And we are only, just now, heading into default season at the energy patch as companies have to restate their viable reserves at the end of 2015 based on their average cost of extraction vs the average price of oil ($47.50).  The reserves considered "proven" on the books of energy companies now are based on last year's average price of $85, so this will be about half.  That means that all these hundreds of Billions of Dollars of loans made to all these energy companies are only backed by about half as many assets as were previously thought at the same time as the financial condition of those companies is rapidly deteriorating.  

CASHY and CAUTIOUS is how we're continuing to play the markets into the holidays.  We're not going to miss anything by sitting out the next couple of weeks and, as noted in our review – there are certainly plenty of bargains to be had.  

IBM is our 2016 Stock of the Year and it's back at the $135 line.  Rather than buying the stock, you can sell the 2018 $110 put for $10 and that then obiligates you to own IBM at net $100, which is 22% off the current price.  All IBM has to do is hold $110 and you make $10 but I'd pair it with the more aggressive 2018 $125 calls ($19.50), offset by the sale of the $150 calls ($9) for net $10.50.  

Overall, on this trade, your net cash outlay is just $50 per contract set and, at $150 in Jan of 2018, you would collect $2,500 per contract set for a gain of 49x the cash you put in (4,900%).  There is, of course, a margin requirement as you are promising to buy IBM for $110 if it goes the other way, probably about $1,000 per contract set so your return on margin is "just" 250% in two years.  Still, for many reasons, I think IBM will be well over that mark at the end of 2017.

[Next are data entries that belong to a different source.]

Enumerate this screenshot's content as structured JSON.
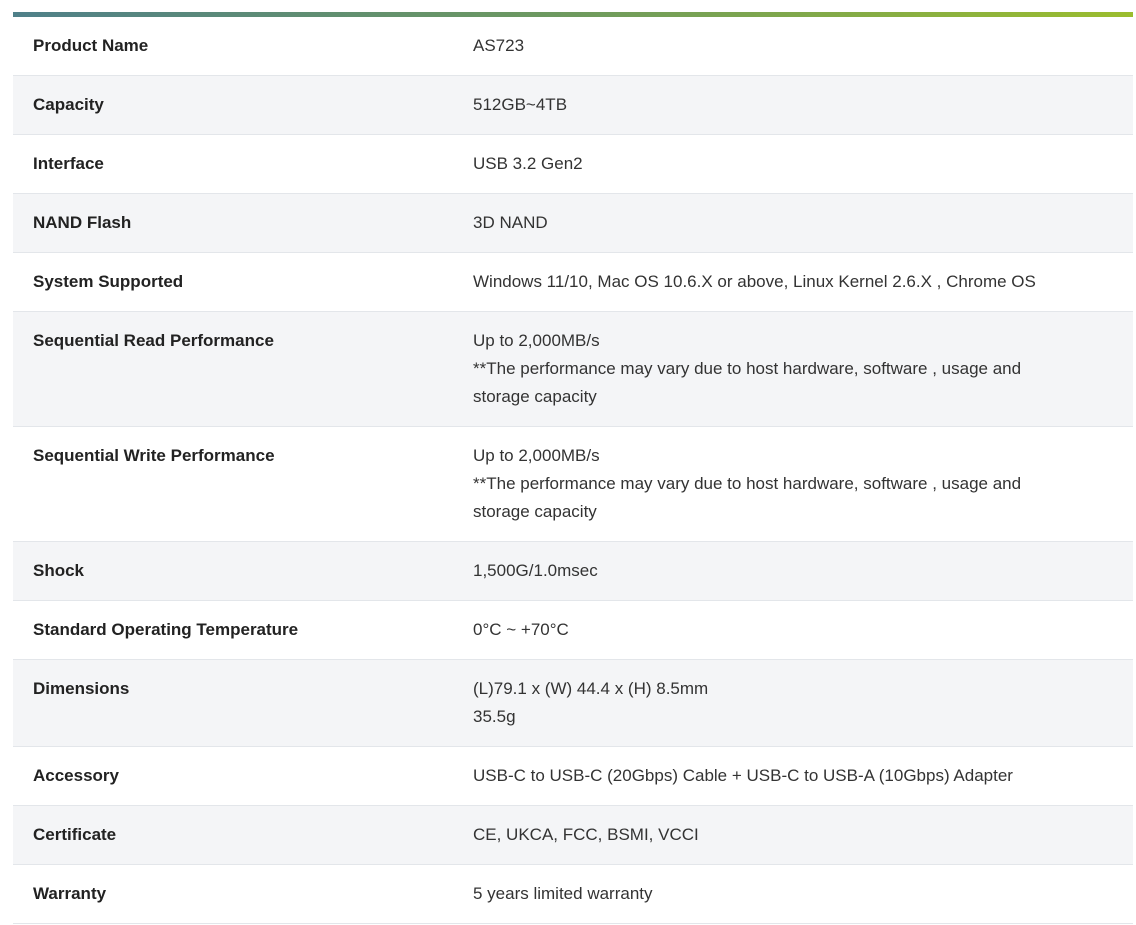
{
  "spec_table": {
    "rows": [
      {
        "label": "Product Name",
        "lines": [
          "AS723"
        ]
      },
      {
        "label": "Capacity",
        "lines": [
          "512GB~4TB"
        ]
      },
      {
        "label": "Interface",
        "lines": [
          "USB 3.2 Gen2"
        ]
      },
      {
        "label": "NAND Flash",
        "lines": [
          "3D NAND"
        ]
      },
      {
        "label": "System Supported",
        "lines": [
          "Windows 11/10, Mac OS 10.6.X or above, Linux Kernel 2.6.X , Chrome OS"
        ]
      },
      {
        "label": "Sequential Read Performance",
        "lines": [
          "Up to 2,000MB/s",
          "**The performance may vary due to host hardware, software , usage and storage capacity"
        ]
      },
      {
        "label": "Sequential Write Performance",
        "lines": [
          "Up to 2,000MB/s",
          "**The performance may vary due to host hardware, software , usage and storage capacity"
        ]
      },
      {
        "label": "Shock",
        "lines": [
          "1,500G/1.0msec"
        ]
      },
      {
        "label": "Standard Operating Temperature",
        "lines": [
          "0°C ~ +70°C"
        ]
      },
      {
        "label": "Dimensions",
        "lines": [
          "(L)79.1 x (W) 44.4 x (H) 8.5mm",
          "35.5g"
        ]
      },
      {
        "label": "Accessory",
        "lines": [
          "USB-C to USB-C (20Gbps) Cable + USB-C to USB-A (10Gbps) Adapter"
        ]
      },
      {
        "label": "Certificate",
        "lines": [
          "CE, UKCA, FCC, BSMI, VCCI"
        ]
      },
      {
        "label": "Warranty",
        "lines": [
          "5 years limited warranty"
        ]
      }
    ]
  },
  "colors": {
    "accent_gradient_start": "#4f8089",
    "accent_gradient_end": "#9bbd2e",
    "row_alt_background": "#f4f5f7",
    "row_border": "#e3e6ea"
  }
}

We pressed a lot of our commodity trades in our Long-Term Portfolio in anticipation that the Fed will either not raise rates very much or will indicate a very slight slope for further increases.  Also, we expect more stimulus around the globe – some of it based on infrastructure and, for another thing – the prices are just too darned low with oil (/CL) at $35, gasoline (/RB) at $1.20 and Natural Gas (/NG) at $1.89.  We like all those for longs with tight stops below the lines in the Futures and we'll discuss playing the USO, UNG and UGA ETFs in Tuesday's Live Trading Webinar.